Race of Champions: the view from the couch

Opinions
Andrew Frankel

It may have something to do with Christmas being but one month away and all the Scrooge-like instincts it summons within me (until the day itself when, miraculously, I can be relied upon to conclude it’s easily the best day of the year), but I spent a sizeable chunk of the weekend watching motor sport and wondering why on earth I was doing it.

Usually such feelings only arise when Formula 1 is on television, most of which I now watch speeded up by a factor of 30, eyes glued to the top of the screen waiting for the word ‘replay’ to appear. And when it does I stop, rewind and watch whatever it was that was worthy of replaying. That way I can watch an entire grand prix and see every exciting moment in about 10 minutes flat. This time however, it was the Race of Champions.

Goodness it was dull. When I first tuned in I couldn’t understand why the grandstands were so sparsely populated, so I watched for a while and wondered no more. To call the course Mickey Mouse would be an insult to animated rodents, and despite all the organisers threw at it by way of different cars, indoor fireworks and providing a special area in which victorious drivers could do victory doughnuts, for me the spectacle just wasn’t interesting enough. So why didn’t I just turn off? Answer that and you’ll save me a couple of hours every Sunday of 2016’s 21-race strong calendar. I live in hope, I guess.
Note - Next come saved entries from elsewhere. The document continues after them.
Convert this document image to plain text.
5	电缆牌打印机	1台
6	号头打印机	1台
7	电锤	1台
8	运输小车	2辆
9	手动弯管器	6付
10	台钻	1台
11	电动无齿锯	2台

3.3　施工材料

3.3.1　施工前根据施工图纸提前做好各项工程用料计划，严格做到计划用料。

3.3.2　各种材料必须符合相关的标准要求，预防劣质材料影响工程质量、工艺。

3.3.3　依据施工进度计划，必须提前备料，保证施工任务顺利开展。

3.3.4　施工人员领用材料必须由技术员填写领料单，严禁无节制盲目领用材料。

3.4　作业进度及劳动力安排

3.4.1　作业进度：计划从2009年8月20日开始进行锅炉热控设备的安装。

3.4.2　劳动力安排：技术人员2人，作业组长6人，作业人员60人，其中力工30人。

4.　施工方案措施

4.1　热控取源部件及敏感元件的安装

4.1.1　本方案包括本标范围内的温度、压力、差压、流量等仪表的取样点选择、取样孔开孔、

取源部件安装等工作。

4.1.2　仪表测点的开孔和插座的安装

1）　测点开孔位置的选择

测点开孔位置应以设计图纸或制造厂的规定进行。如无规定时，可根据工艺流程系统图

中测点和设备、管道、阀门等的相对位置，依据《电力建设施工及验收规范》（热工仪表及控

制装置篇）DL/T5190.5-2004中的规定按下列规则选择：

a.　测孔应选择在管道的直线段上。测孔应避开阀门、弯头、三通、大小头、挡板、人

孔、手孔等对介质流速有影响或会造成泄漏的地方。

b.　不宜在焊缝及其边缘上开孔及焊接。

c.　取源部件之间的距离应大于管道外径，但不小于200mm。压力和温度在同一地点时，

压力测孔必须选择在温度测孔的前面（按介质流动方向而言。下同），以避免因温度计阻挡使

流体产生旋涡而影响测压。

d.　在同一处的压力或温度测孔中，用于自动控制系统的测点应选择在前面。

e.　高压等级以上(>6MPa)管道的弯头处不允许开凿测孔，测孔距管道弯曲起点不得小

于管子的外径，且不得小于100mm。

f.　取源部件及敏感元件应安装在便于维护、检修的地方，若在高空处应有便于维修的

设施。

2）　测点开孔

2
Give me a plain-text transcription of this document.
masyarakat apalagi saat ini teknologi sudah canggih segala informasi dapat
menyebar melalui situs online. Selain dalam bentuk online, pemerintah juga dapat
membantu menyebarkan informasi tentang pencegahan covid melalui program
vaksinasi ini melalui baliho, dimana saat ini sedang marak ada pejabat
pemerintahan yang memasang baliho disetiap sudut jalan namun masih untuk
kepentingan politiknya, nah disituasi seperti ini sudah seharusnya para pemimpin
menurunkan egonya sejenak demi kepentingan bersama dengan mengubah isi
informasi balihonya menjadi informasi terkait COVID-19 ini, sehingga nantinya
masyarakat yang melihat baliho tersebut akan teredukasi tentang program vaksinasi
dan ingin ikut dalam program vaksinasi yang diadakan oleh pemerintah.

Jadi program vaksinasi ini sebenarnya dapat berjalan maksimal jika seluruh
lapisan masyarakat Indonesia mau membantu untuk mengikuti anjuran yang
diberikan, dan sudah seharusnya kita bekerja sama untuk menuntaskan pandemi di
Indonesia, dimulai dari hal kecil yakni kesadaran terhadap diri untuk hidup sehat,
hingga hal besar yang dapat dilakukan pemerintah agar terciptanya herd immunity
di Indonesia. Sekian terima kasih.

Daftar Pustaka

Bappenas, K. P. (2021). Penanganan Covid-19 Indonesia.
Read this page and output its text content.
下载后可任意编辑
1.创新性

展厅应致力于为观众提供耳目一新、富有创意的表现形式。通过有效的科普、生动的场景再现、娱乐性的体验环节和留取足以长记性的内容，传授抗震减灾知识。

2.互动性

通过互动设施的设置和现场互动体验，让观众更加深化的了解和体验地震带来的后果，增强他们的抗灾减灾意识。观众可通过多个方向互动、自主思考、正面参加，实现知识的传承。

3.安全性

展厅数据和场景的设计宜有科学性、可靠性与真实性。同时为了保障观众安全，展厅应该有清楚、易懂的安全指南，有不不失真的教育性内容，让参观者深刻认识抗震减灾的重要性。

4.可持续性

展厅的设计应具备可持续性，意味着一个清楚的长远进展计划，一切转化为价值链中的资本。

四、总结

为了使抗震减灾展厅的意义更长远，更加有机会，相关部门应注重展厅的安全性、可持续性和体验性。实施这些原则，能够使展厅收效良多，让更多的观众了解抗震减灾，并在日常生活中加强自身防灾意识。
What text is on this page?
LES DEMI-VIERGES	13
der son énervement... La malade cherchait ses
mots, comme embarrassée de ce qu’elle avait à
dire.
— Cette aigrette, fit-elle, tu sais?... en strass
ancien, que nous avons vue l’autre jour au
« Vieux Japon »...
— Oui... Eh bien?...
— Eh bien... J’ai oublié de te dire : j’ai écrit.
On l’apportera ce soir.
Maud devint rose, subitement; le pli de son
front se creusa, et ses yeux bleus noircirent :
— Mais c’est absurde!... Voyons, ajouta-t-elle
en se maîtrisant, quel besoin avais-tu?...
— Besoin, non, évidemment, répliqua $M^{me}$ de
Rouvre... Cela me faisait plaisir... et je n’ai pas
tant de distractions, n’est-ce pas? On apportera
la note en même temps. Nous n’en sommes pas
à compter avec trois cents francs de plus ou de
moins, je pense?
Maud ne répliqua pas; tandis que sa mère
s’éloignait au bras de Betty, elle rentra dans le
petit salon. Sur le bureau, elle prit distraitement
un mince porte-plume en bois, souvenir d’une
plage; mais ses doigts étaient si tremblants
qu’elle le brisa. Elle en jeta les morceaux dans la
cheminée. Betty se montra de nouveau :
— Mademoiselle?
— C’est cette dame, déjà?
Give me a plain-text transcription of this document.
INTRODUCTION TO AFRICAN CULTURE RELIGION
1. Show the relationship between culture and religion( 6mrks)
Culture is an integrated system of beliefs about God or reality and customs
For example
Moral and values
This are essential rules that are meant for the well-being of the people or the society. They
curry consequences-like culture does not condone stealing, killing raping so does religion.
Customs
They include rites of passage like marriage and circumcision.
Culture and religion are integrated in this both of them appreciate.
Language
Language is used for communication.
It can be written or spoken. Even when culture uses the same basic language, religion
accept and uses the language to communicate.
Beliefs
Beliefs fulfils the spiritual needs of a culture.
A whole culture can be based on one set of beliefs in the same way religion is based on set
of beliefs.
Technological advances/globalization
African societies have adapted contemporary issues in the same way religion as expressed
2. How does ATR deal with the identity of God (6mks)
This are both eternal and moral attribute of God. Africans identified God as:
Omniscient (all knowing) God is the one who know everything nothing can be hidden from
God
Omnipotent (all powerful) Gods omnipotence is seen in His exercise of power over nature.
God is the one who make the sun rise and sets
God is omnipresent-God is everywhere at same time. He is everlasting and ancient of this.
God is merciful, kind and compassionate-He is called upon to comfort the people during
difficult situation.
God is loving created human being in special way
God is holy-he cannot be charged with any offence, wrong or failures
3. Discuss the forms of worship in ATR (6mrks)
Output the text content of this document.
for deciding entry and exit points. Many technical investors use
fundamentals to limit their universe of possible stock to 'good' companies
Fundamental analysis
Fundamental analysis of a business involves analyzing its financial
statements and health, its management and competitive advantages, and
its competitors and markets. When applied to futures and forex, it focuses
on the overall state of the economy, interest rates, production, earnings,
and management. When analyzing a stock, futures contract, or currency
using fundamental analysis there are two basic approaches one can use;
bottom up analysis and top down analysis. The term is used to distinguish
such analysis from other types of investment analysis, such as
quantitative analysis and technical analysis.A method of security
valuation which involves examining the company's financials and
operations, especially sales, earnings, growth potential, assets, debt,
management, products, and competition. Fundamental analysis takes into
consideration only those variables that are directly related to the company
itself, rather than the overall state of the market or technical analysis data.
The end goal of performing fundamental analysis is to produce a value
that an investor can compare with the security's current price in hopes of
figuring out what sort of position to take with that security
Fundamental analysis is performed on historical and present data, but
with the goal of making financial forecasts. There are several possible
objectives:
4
The problem was not the cars and certainly not the drivers, but the environment. The Olympic Stadium is a wonderful venue for staging track and field events and I’m sure West Ham will be very happy there, but as a place to host a competitive motor sport event for some of the finest drivers on earth, it had its limitations to say the least. I’m sure they all tried their hardest and that there were gritted teeth behind the smiles, but there was no avoiding the fact that the cars (and buggies) just weren’t travelling that fast, that the lap was too short with insufficient corner variety.

It was a place that rewarded smooth styles, considered inputs and carried speed – which is what we see on slicks and wings racing all the time – and not the blank canvas upon which these drivers’ colossal skills could be properly illustrated.

To be fair, I was interested by the competition, but not the racing. By which I mean I found it genuinely fascinating to note that, on that day at least, Jason Plato still had the legs on Romain Grosjean, an undisputed star of Formula 1 nearly 20 years his junior.

And who’d have bet on Al Buncombe reaching the semi-final, beating Andy Priaulx on the way, who only the day before had won the Nation’s Cup for England? Me that’s who. There have been two occasions in my recent racing life in historics that I’ve been not so much overtaken as all but blown off the track by someone driving at a different level to anyone else out there, and it was Buncombe both times.

Even so, too often I found my finger wandering toward the FF button as the same suite of cars went round and round the same very short and unremarkable track. Is mine a minority view? Probably; the ROC has been going on for years, so clearly it has something I’ve missed. But what I found most frustrating is that the concept of taking drivers from all walks of motor sport and pitching them against each other in a range of different products should provide as close to perfect a viewing spectacle as any fan could wish. But it didn’t.

Still it’s easy to carp and rather more difficult to suggest what should go in its place. I think the choice is between a dreary venue that is at least inside so can be filled with lots of spectators, or an utterly thrilling location that’s not too fussed about the gate money and raises all its revenue through increased sponsorship derived for the massive gains in viewing figures the spectacle will provide. And as the Olympic Park appeared not to do very well on the first score, I think option two is worth examining.

Where? A gravel rally stage would get my vote, somewhere drivers can go properly fast and where we actually get to see their extraordinary car control skills in action. There could still be a vast variety of cars, from an Ariel Nomad past a basic rally car to a full on WRC machine (with a Tuthill 911 thrown in to keep them on their toes), and I’m sure a course could be created that allowed the cars to finish side by side. And actually, I think the spectators would still come.

After all, Sebastian Vettel vs Tom Kristensen flat out on the loose in WRC cars is a sight even I’d travel a long way to see.